The day started out cloudy and cool but quickly turned cold and rainy: 41 degrees and pouring down rain. When you are climbing the ol’ bod is a little heat generator so you tend to stay warm. Going downhill has just the opposite effect: you stop generating heat, you cool off, and you look for anything that will warm you up. Whala! What should appear but Checkerboard.
Checkerboard is a small community primarily made up of recreational cabins for hunting, fishing, and rafting. The local hangout, the Checkerboard Bar & Inn, is a quaint building with taxidermy mounts adorning the walls, a pool table in one room and an old upright piano sitting quietly in the corner just waiting for someone to bang out a tune. Judy, the proprietor, provided us with hot coffee, some great hamburgers, and wonderful tales about the area. Judy had been here since 1990 and was a fountain of area information. Unfortunately, all warm things must end.
Back on the road in the rain and in the cold we continued to climb the hills. Little did I realize that with all the rain, my traveling companion was slowly turning into a duck. Necessity is the mother of invention, and Tom certainly chased that mother around. He ended up using his pannier covers, wrapped around his shoes, to try and warm up his feet. It worked, and we continued to paddle along.

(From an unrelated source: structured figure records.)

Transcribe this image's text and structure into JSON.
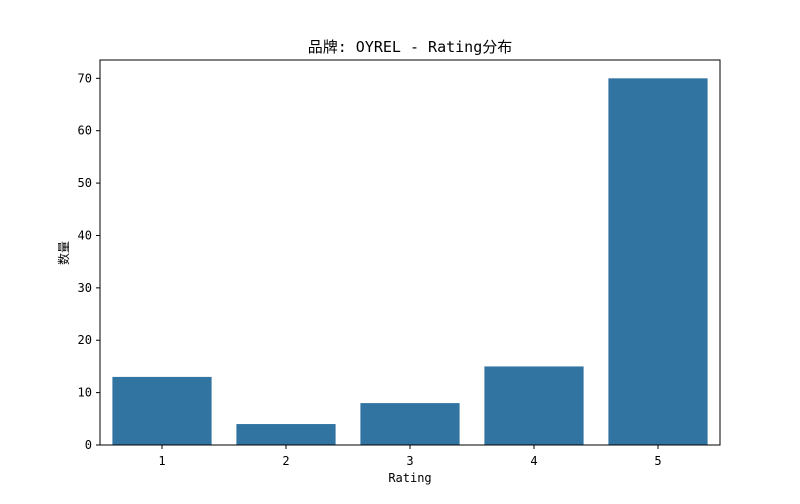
{
  "chart_data": {
    "type": "bar",
    "title": "品牌: OYREL - Rating分布",
    "xlabel": "Rating",
    "ylabel": "数量",
    "categories": [
      "1",
      "2",
      "3",
      "4",
      "5"
    ],
    "values": [
      13,
      4,
      8,
      15,
      70
    ],
    "ylim": [
      0,
      73.5
    ],
    "yticks": [
      0,
      10,
      20,
      30,
      40,
      50,
      60,
      70
    ],
    "grid": false,
    "colors": {
      "bar": "#3274a1",
      "axis": "#000000",
      "background": "#ffffff"
    }
  }
}
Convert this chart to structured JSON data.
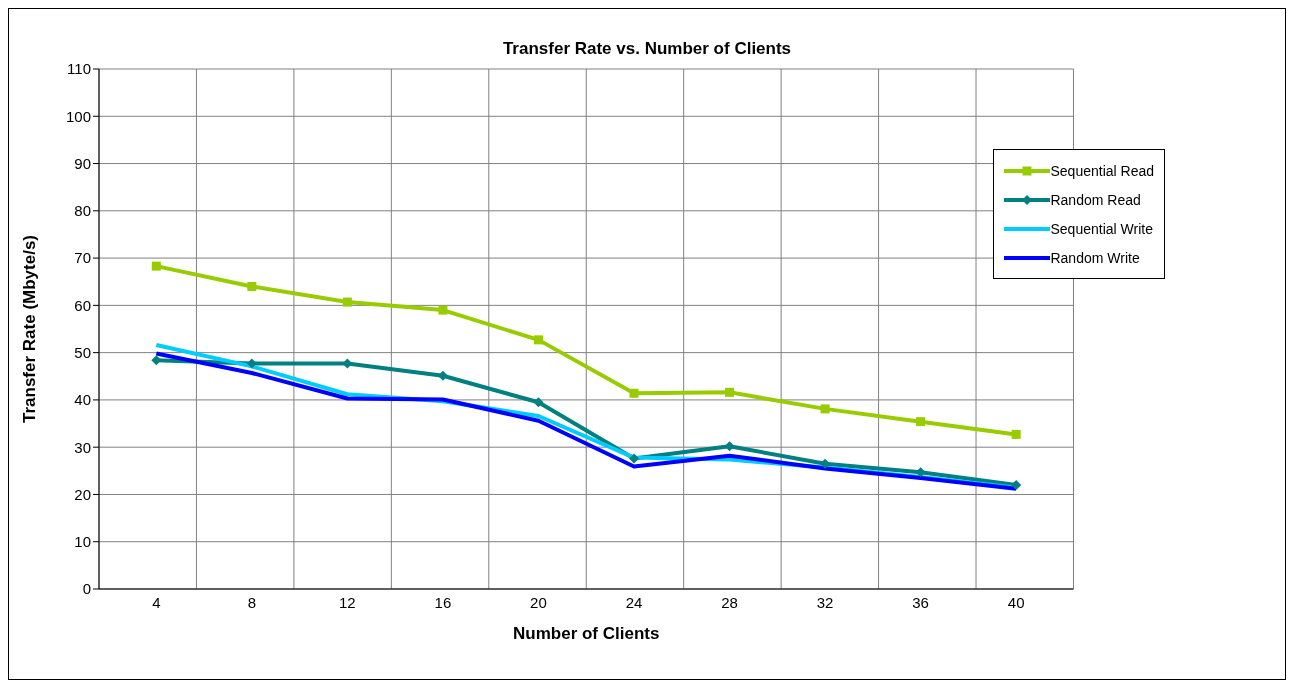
{
  "chart_data": {
    "type": "line",
    "title": "Transfer Rate vs. Number of Clients",
    "xlabel": "Number of Clients",
    "ylabel": "Transfer Rate (Mbyte/s)",
    "categories": [
      "4",
      "8",
      "12",
      "16",
      "20",
      "24",
      "28",
      "32",
      "36",
      "40"
    ],
    "series": [
      {
        "name": "Sequential Read",
        "color": "#99cc00",
        "marker": "square",
        "values": [
          68.3,
          64.0,
          60.7,
          59.0,
          52.7,
          41.4,
          41.6,
          38.1,
          35.4,
          32.7
        ]
      },
      {
        "name": "Random Read",
        "color": "#008080",
        "marker": "diamond",
        "values": [
          48.4,
          47.7,
          47.7,
          45.1,
          39.5,
          27.6,
          30.2,
          26.5,
          24.7,
          22.0
        ]
      },
      {
        "name": "Sequential Write",
        "color": "#00ccff",
        "marker": "none",
        "values": [
          51.6,
          47.1,
          41.2,
          39.7,
          36.6,
          27.8,
          27.4,
          25.7,
          23.7,
          21.4
        ]
      },
      {
        "name": "Random Write",
        "color": "#0000ff",
        "marker": "none",
        "values": [
          49.8,
          45.7,
          40.3,
          40.1,
          35.6,
          25.9,
          28.2,
          25.5,
          23.5,
          21.2
        ]
      }
    ],
    "ylim": [
      0,
      110
    ],
    "yticks": [
      0,
      10,
      20,
      30,
      40,
      50,
      60,
      70,
      80,
      90,
      100,
      110
    ],
    "grid": true,
    "legend": "top right",
    "line_style": "solid"
  }
}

The good: the rain stopped at the 45 mile point. The bad: the wind began picking up. The ugly: we were riding directly into the wind. The last 12 miles was mind over matter; all we could do was slowly grind it out. On the bright side, with all of the rain and windy weather we decided to stay in a motel, again.
Enter Stacy, at the Country Side Inn. Talk about a warm cheery face after a gray blustery day! It is amazing how people can brighten your day just when you reach a low point. We met Linda as we rode into town; she directed us to the motel and showed us the beautiful flower bed she was building. We met Bob, a fellow from Utah, who was helping to eradicate some problem prairie dogs. During supper we got to know a wonderful waitress at the Sportsman’s Bar who was saving to buy a trumpet and enroll at Missoula in music.
A trip like this would definitely be a lot harder if it weren’t for the wonderful people we keep meeting along the way. Regardless of the daily headlines, there are many nice and friendly people out there. All you have to do is slow down, offer a smile, and share a story or two.